Returning to the beginning of the review, this is the biggest gripe I have with the articles — and why I said they don’t know their butt from their elbow. In Last Train Home, you have to micromanage the supplies you have, with the ability to give your team full, half, or no rations when food begins to run low. The train can be upgraded to pull more carriages, hold more loot, and insulate the troop carriages so they don’t freeze in their sleep. From these aspects, the writers compared it to Frostpunk. I think that diminishes the impact of Frostpunk as a whole. Last Train Home has a message that even at the darkest of times, when you are depressed, shaken, and worn from conflict and miles away from home, you just need to keep chugging away with the hope of sanctuary.
Frostpunk's message is that you’re only alive because that towering inferno that provides you with the only warmth felt on your frostbitten fingers hasn’t been extinguished by the endless winter, and child labour laws died alongside the majority of life — and that rock isn’t going to mine itself.
To finish off on a lighter note, Last Train Home sets out to do what it wants to do, and that is to tell a story not told before in the Western gaming market.
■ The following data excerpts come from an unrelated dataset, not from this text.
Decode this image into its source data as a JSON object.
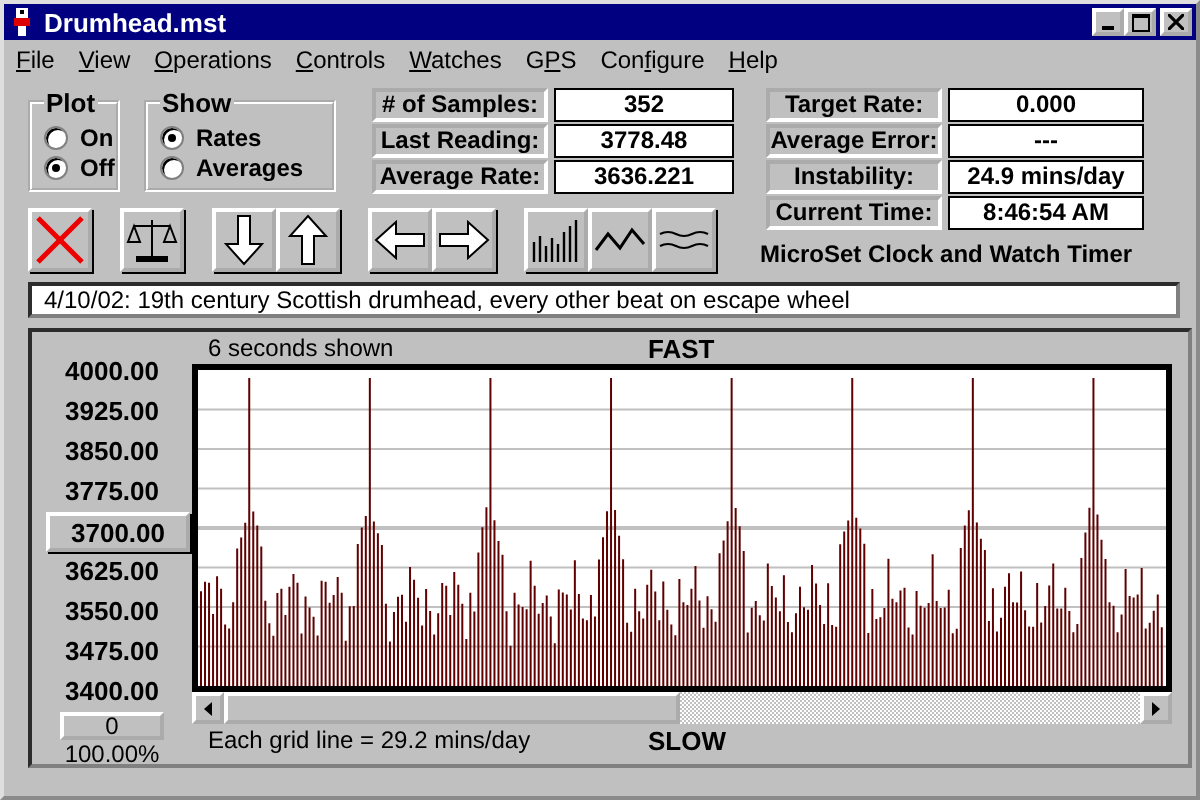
{
  "window": {
    "title": "Drumhead.mst"
  },
  "menu": [
    {
      "mnemonic": "F",
      "after": "ile"
    },
    {
      "mnemonic": "V",
      "after": "iew"
    },
    {
      "mnemonic": "O",
      "after": "perations"
    },
    {
      "mnemonic": "C",
      "after": "ontrols"
    },
    {
      "mnemonic": "W",
      "after": "atches"
    },
    {
      "before": "G",
      "mnemonic": "P",
      "after": "S"
    },
    {
      "before": "Con",
      "mnemonic": "f",
      "after": "igure"
    },
    {
      "mnemonic": "H",
      "after": "elp"
    }
  ],
  "plot_group": {
    "title": "Plot",
    "options": [
      {
        "label": "On",
        "selected": false
      },
      {
        "label": "Off",
        "selected": true
      }
    ]
  },
  "show_group": {
    "title": "Show",
    "options": [
      {
        "label": "Rates",
        "selected": true
      },
      {
        "label": "Averages",
        "selected": false
      }
    ]
  },
  "stats_left": [
    {
      "label": "# of Samples:",
      "value": "352"
    },
    {
      "label": "Last Reading:",
      "value": "3778.48"
    },
    {
      "label": "Average Rate:",
      "value": "3636.221"
    }
  ],
  "stats_right": [
    {
      "label": "Target Rate:",
      "value": "0.000"
    },
    {
      "label": "Average Error:",
      "value": "---"
    },
    {
      "label": "Instability:",
      "value": "24.9 mins/day"
    },
    {
      "label": "Current Time:",
      "value": "8:46:54 AM"
    }
  ],
  "app_name": "MicroSet Clock and Watch Timer",
  "notes": {
    "value": "4/10/02: 19th century Scottish drumhead, every other beat on escape wheel"
  },
  "chart": {
    "seconds_shown": "6 seconds shown",
    "top_label": "FAST",
    "bottom_label": "SLOW",
    "grid_note": "Each grid line = 29.2 mins/day",
    "y_labels": [
      {
        "text": "4000.00",
        "kind": "label"
      },
      {
        "text": "3925.00",
        "kind": "label"
      },
      {
        "text": "3850.00",
        "kind": "label"
      },
      {
        "text": "3775.00",
        "kind": "label"
      },
      {
        "text": "3700.00",
        "kind": "button"
      },
      {
        "text": "3625.00",
        "kind": "label"
      },
      {
        "text": "3550.00",
        "kind": "label"
      },
      {
        "text": "3475.00",
        "kind": "label"
      },
      {
        "text": "3400.00",
        "kind": "label"
      }
    ],
    "offset_button": "0",
    "zoom": "100.00%"
  }
}
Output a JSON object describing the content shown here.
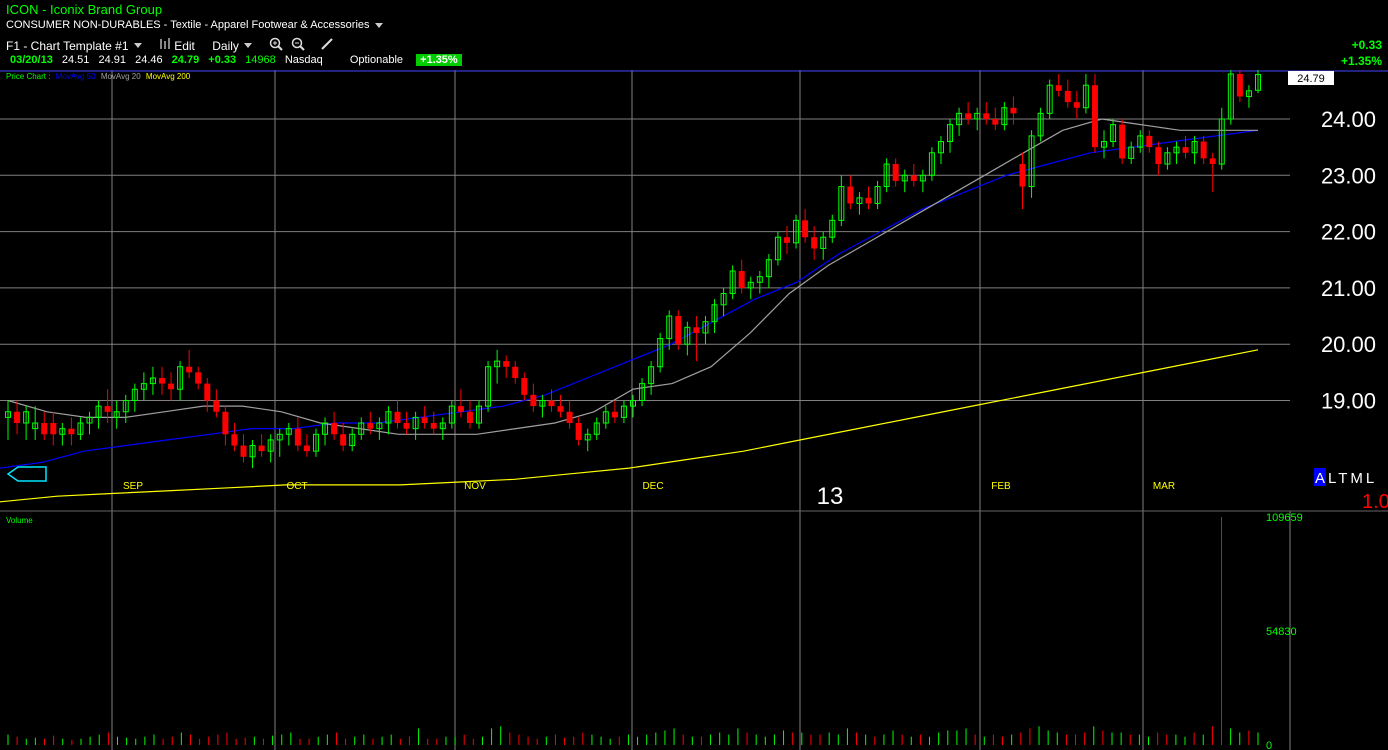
{
  "header": {
    "title": "ICON  -  Iconix Brand Group",
    "sector": "CONSUMER NON-DURABLES - Textile - Apparel Footwear & Accessories",
    "template": "F1 - Chart Template #1",
    "edit_label": "Edit",
    "period": "Daily"
  },
  "quote": {
    "date": "03/20/13",
    "open": "24.51",
    "high": "24.91",
    "low": "24.46",
    "last": "24.79",
    "change": "+0.33",
    "volume": "14968",
    "exchange": "Nasdaq",
    "optionable": "Optionable",
    "pct_change": "+1.35%"
  },
  "right_change": {
    "abs": "+0.33",
    "pct": "+1.35%"
  },
  "price_pane": {
    "legend": {
      "label": "Price Chart :",
      "ma50": "MovAvg 50",
      "ma20": "MovAvg 20",
      "ma200": "MovAvg 200"
    },
    "last_price_tag": "24.79",
    "y_ticks": [
      "24.00",
      "23.00",
      "22.00",
      "21.00",
      "20.00",
      "19.00"
    ],
    "months": [
      "SEP",
      "OCT",
      "NOV",
      "DEC",
      "FEB",
      "MAR"
    ],
    "year_marker": "13",
    "altml": {
      "a": "A",
      "rest": "LTML",
      "value": "1.0"
    }
  },
  "volume_pane": {
    "label": "Volume",
    "ticks": [
      "109659",
      "54830",
      "0"
    ]
  },
  "colors": {
    "up": "#00ff00",
    "down": "#ff0000",
    "ma50": "#0000ff",
    "ma20": "#a0a0a0",
    "ma200": "#ffff00",
    "grid": "#808080"
  },
  "chart_data": {
    "type": "candlestick",
    "symbol": "ICON",
    "x_period": "Daily",
    "y_ticks": [
      19,
      20,
      21,
      22,
      23,
      24
    ],
    "ohlc": [
      [
        18.7,
        19.0,
        18.3,
        18.8
      ],
      [
        18.8,
        19.0,
        18.4,
        18.6
      ],
      [
        18.6,
        18.9,
        18.3,
        18.8
      ],
      [
        18.5,
        18.9,
        18.3,
        18.6
      ],
      [
        18.6,
        18.8,
        18.3,
        18.4
      ],
      [
        18.6,
        18.8,
        18.2,
        18.4
      ],
      [
        18.4,
        18.6,
        18.2,
        18.5
      ],
      [
        18.5,
        18.7,
        18.2,
        18.4
      ],
      [
        18.4,
        18.7,
        18.3,
        18.6
      ],
      [
        18.6,
        18.8,
        18.4,
        18.7
      ],
      [
        18.7,
        19.0,
        18.5,
        18.9
      ],
      [
        18.9,
        19.2,
        18.6,
        18.8
      ],
      [
        18.7,
        19.0,
        18.5,
        18.8
      ],
      [
        18.8,
        19.1,
        18.6,
        19.0
      ],
      [
        19.0,
        19.3,
        18.8,
        19.2
      ],
      [
        19.2,
        19.5,
        19.0,
        19.3
      ],
      [
        19.3,
        19.6,
        19.1,
        19.4
      ],
      [
        19.4,
        19.6,
        19.1,
        19.3
      ],
      [
        19.3,
        19.5,
        19.0,
        19.2
      ],
      [
        19.2,
        19.7,
        19.0,
        19.6
      ],
      [
        19.6,
        19.9,
        19.4,
        19.5
      ],
      [
        19.5,
        19.6,
        19.2,
        19.3
      ],
      [
        19.3,
        19.4,
        18.8,
        19.0
      ],
      [
        19.0,
        19.2,
        18.7,
        18.8
      ],
      [
        18.8,
        18.9,
        18.2,
        18.4
      ],
      [
        18.4,
        18.6,
        18.1,
        18.2
      ],
      [
        18.2,
        18.4,
        17.9,
        18.0
      ],
      [
        18.0,
        18.3,
        17.8,
        18.2
      ],
      [
        18.2,
        18.4,
        18.0,
        18.1
      ],
      [
        18.1,
        18.4,
        17.9,
        18.3
      ],
      [
        18.3,
        18.5,
        18.0,
        18.4
      ],
      [
        18.4,
        18.6,
        18.2,
        18.5
      ],
      [
        18.5,
        18.7,
        18.1,
        18.2
      ],
      [
        18.2,
        18.4,
        18.0,
        18.1
      ],
      [
        18.1,
        18.5,
        18.0,
        18.4
      ],
      [
        18.4,
        18.7,
        18.2,
        18.6
      ],
      [
        18.6,
        18.8,
        18.3,
        18.4
      ],
      [
        18.4,
        18.6,
        18.1,
        18.2
      ],
      [
        18.2,
        18.5,
        18.1,
        18.4
      ],
      [
        18.4,
        18.7,
        18.3,
        18.6
      ],
      [
        18.6,
        18.8,
        18.4,
        18.5
      ],
      [
        18.5,
        18.7,
        18.3,
        18.6
      ],
      [
        18.6,
        18.9,
        18.4,
        18.8
      ],
      [
        18.8,
        19.0,
        18.5,
        18.6
      ],
      [
        18.6,
        18.8,
        18.4,
        18.5
      ],
      [
        18.5,
        18.8,
        18.3,
        18.7
      ],
      [
        18.7,
        18.9,
        18.5,
        18.6
      ],
      [
        18.6,
        18.8,
        18.4,
        18.5
      ],
      [
        18.5,
        18.7,
        18.3,
        18.6
      ],
      [
        18.6,
        19.0,
        18.5,
        18.9
      ],
      [
        18.9,
        19.2,
        18.7,
        18.8
      ],
      [
        18.8,
        19.0,
        18.5,
        18.6
      ],
      [
        18.6,
        19.0,
        18.5,
        18.9
      ],
      [
        18.9,
        19.7,
        18.8,
        19.6
      ],
      [
        19.6,
        19.9,
        19.3,
        19.7
      ],
      [
        19.7,
        19.8,
        19.4,
        19.6
      ],
      [
        19.6,
        19.7,
        19.3,
        19.4
      ],
      [
        19.4,
        19.5,
        19.0,
        19.1
      ],
      [
        19.1,
        19.3,
        18.8,
        18.9
      ],
      [
        18.9,
        19.1,
        18.7,
        19.0
      ],
      [
        19.0,
        19.2,
        18.8,
        18.9
      ],
      [
        18.9,
        19.1,
        18.7,
        18.8
      ],
      [
        18.8,
        19.0,
        18.5,
        18.6
      ],
      [
        18.6,
        18.7,
        18.2,
        18.3
      ],
      [
        18.3,
        18.5,
        18.1,
        18.4
      ],
      [
        18.4,
        18.7,
        18.3,
        18.6
      ],
      [
        18.6,
        18.9,
        18.5,
        18.8
      ],
      [
        18.8,
        19.0,
        18.6,
        18.7
      ],
      [
        18.7,
        19.0,
        18.6,
        18.9
      ],
      [
        18.9,
        19.1,
        18.7,
        19.0
      ],
      [
        19.0,
        19.4,
        18.9,
        19.3
      ],
      [
        19.3,
        19.7,
        19.1,
        19.6
      ],
      [
        19.6,
        20.2,
        19.5,
        20.1
      ],
      [
        20.1,
        20.6,
        19.9,
        20.5
      ],
      [
        20.5,
        20.6,
        19.9,
        20.0
      ],
      [
        20.0,
        20.4,
        19.8,
        20.3
      ],
      [
        20.3,
        20.5,
        19.7,
        20.2
      ],
      [
        20.2,
        20.5,
        20.0,
        20.4
      ],
      [
        20.4,
        20.8,
        20.2,
        20.7
      ],
      [
        20.7,
        21.0,
        20.5,
        20.9
      ],
      [
        20.9,
        21.4,
        20.8,
        21.3
      ],
      [
        21.3,
        21.5,
        20.9,
        21.0
      ],
      [
        21.0,
        21.2,
        20.8,
        21.1
      ],
      [
        21.1,
        21.3,
        20.9,
        21.2
      ],
      [
        21.2,
        21.6,
        21.0,
        21.5
      ],
      [
        21.5,
        22.0,
        21.4,
        21.9
      ],
      [
        21.9,
        22.1,
        21.6,
        21.8
      ],
      [
        21.8,
        22.3,
        21.7,
        22.2
      ],
      [
        22.2,
        22.4,
        21.8,
        21.9
      ],
      [
        21.9,
        22.1,
        21.5,
        21.7
      ],
      [
        21.7,
        22.0,
        21.5,
        21.9
      ],
      [
        21.9,
        22.3,
        21.8,
        22.2
      ],
      [
        22.2,
        23.0,
        22.1,
        22.8
      ],
      [
        22.8,
        23.0,
        22.4,
        22.5
      ],
      [
        22.5,
        22.7,
        22.3,
        22.6
      ],
      [
        22.6,
        22.8,
        22.4,
        22.5
      ],
      [
        22.5,
        22.9,
        22.4,
        22.8
      ],
      [
        22.8,
        23.3,
        22.7,
        23.2
      ],
      [
        23.2,
        23.3,
        22.8,
        22.9
      ],
      [
        22.9,
        23.1,
        22.7,
        23.0
      ],
      [
        23.0,
        23.2,
        22.8,
        22.9
      ],
      [
        22.9,
        23.1,
        22.7,
        23.0
      ],
      [
        23.0,
        23.5,
        22.9,
        23.4
      ],
      [
        23.4,
        23.7,
        23.2,
        23.6
      ],
      [
        23.6,
        24.0,
        23.4,
        23.9
      ],
      [
        23.9,
        24.2,
        23.7,
        24.1
      ],
      [
        24.1,
        24.3,
        23.9,
        24.0
      ],
      [
        24.0,
        24.2,
        23.8,
        24.1
      ],
      [
        24.1,
        24.3,
        23.9,
        24.0
      ],
      [
        24.0,
        24.2,
        23.8,
        23.9
      ],
      [
        23.9,
        24.3,
        23.8,
        24.2
      ],
      [
        24.2,
        24.4,
        23.9,
        24.1
      ],
      [
        23.2,
        23.4,
        22.4,
        22.8
      ],
      [
        22.8,
        23.8,
        22.6,
        23.7
      ],
      [
        23.7,
        24.2,
        23.6,
        24.1
      ],
      [
        24.1,
        24.7,
        24.0,
        24.6
      ],
      [
        24.6,
        24.8,
        24.4,
        24.5
      ],
      [
        24.5,
        24.7,
        24.2,
        24.3
      ],
      [
        24.3,
        24.5,
        24.0,
        24.2
      ],
      [
        24.2,
        24.8,
        24.1,
        24.6
      ],
      [
        24.6,
        24.8,
        23.4,
        23.5
      ],
      [
        23.5,
        23.8,
        23.3,
        23.6
      ],
      [
        23.6,
        24.0,
        23.5,
        23.9
      ],
      [
        23.9,
        24.0,
        23.2,
        23.3
      ],
      [
        23.3,
        23.6,
        23.2,
        23.5
      ],
      [
        23.5,
        23.8,
        23.4,
        23.7
      ],
      [
        23.7,
        23.8,
        23.4,
        23.5
      ],
      [
        23.5,
        23.6,
        23.0,
        23.2
      ],
      [
        23.2,
        23.5,
        23.1,
        23.4
      ],
      [
        23.4,
        23.6,
        23.2,
        23.5
      ],
      [
        23.5,
        23.7,
        23.3,
        23.4
      ],
      [
        23.4,
        23.7,
        23.2,
        23.6
      ],
      [
        23.6,
        23.7,
        23.2,
        23.3
      ],
      [
        23.3,
        23.4,
        22.7,
        23.2
      ],
      [
        23.2,
        24.2,
        23.1,
        24.0
      ],
      [
        24.0,
        24.9,
        23.9,
        24.8
      ],
      [
        24.8,
        24.9,
        24.3,
        24.4
      ],
      [
        24.4,
        24.6,
        24.2,
        24.5
      ],
      [
        24.51,
        24.91,
        24.46,
        24.79
      ]
    ],
    "ma20": [
      19.0,
      18.8,
      18.7,
      18.7,
      18.8,
      18.9,
      18.9,
      18.8,
      18.6,
      18.5,
      18.4,
      18.4,
      18.4,
      18.5,
      18.6,
      18.8,
      19.2,
      19.3,
      19.6,
      20.2,
      20.9,
      21.4,
      21.8,
      22.2,
      22.6,
      23.0,
      23.4,
      23.8,
      24.0,
      23.9,
      23.8,
      23.8,
      23.8
    ],
    "ma50": [
      17.8,
      17.9,
      18.1,
      18.2,
      18.3,
      18.4,
      18.5,
      18.5,
      18.6,
      18.6,
      18.7,
      18.8,
      18.9,
      19.1,
      19.4,
      19.7,
      20.0,
      20.4,
      20.8,
      21.1,
      21.6,
      22.0,
      22.4,
      22.7,
      23.0,
      23.2,
      23.4,
      23.5,
      23.6,
      23.7,
      23.8
    ],
    "ma200": [
      17.2,
      17.3,
      17.35,
      17.4,
      17.45,
      17.5,
      17.5,
      17.5,
      17.55,
      17.6,
      17.7,
      17.8,
      17.95,
      18.1,
      18.3,
      18.5,
      18.7,
      18.9,
      19.1,
      19.3,
      19.5,
      19.7,
      19.9
    ],
    "volume": [
      5000,
      4000,
      3000,
      3500,
      3000,
      4500,
      3000,
      2500,
      3000,
      4000,
      5000,
      6000,
      4000,
      3500,
      3000,
      4000,
      5000,
      3000,
      4000,
      6000,
      5000,
      3000,
      4000,
      5000,
      6000,
      3000,
      3500,
      4000,
      3000,
      4500,
      5000,
      6000,
      3000,
      3000,
      4000,
      5000,
      6000,
      3000,
      4000,
      5000,
      3000,
      4000,
      5000,
      3000,
      4000,
      8000,
      3000,
      3000,
      4000,
      4000,
      5000,
      3000,
      4000,
      8000,
      9000,
      6000,
      5000,
      4000,
      3000,
      4000,
      5000,
      3500,
      4000,
      6000,
      5000,
      4000,
      3000,
      4000,
      5000,
      4000,
      5000,
      6000,
      7000,
      8000,
      5000,
      4000,
      4000,
      5000,
      6000,
      5000,
      8000,
      6000,
      5000,
      4000,
      5000,
      7000,
      6000,
      6000,
      5000,
      5000,
      6000,
      5000,
      8000,
      6000,
      5000,
      4000,
      5000,
      7000,
      5000,
      4000,
      5000,
      4000,
      6000,
      7000,
      7000,
      8000,
      5000,
      4000,
      5000,
      4000,
      5000,
      6000,
      8000,
      9000,
      7000,
      6000,
      5000,
      5000,
      6000,
      9000,
      7000,
      6000,
      6000,
      5000,
      5000,
      4000,
      6000,
      5000,
      5000,
      4000,
      6000,
      5000,
      9000,
      109659,
      8000,
      6000,
      7000,
      6000
    ]
  }
}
What we are all taught about in school regarding World War I is mostly related to the winning side; this is coupled with a viewing of All Quiet on the Western Front at the end of the curriculum for the same purpose of showing both sides. Seeing a newer perspective shed light on how the war affected different people. But more importantly, Last Train Home is still a videogame; if it doesn’t work as such, it falls into the category alongside 11-11: Memories Retold.
Not once did I have any technical difficulties while playing (something I cannot say about Company of Heroes 3), so I highly recommend this game to anyone interested or a casual gamer. Though, for players interested in faster-paced action, they will grow bored of watching a train move slowly along the map and the strategy of moving troops silently without alerting the enemy.
Ashbourne Games (the developer) should be proud of what it has made.
Last Train Home (Reviewed on Windows)
Excellent. Look out for this one.
Moral of the review, beware of copy-and-paste news stories and play Last Train Home unless you want a little faster action, you’re an opportunist, a cutthroat, or a Bolshevik.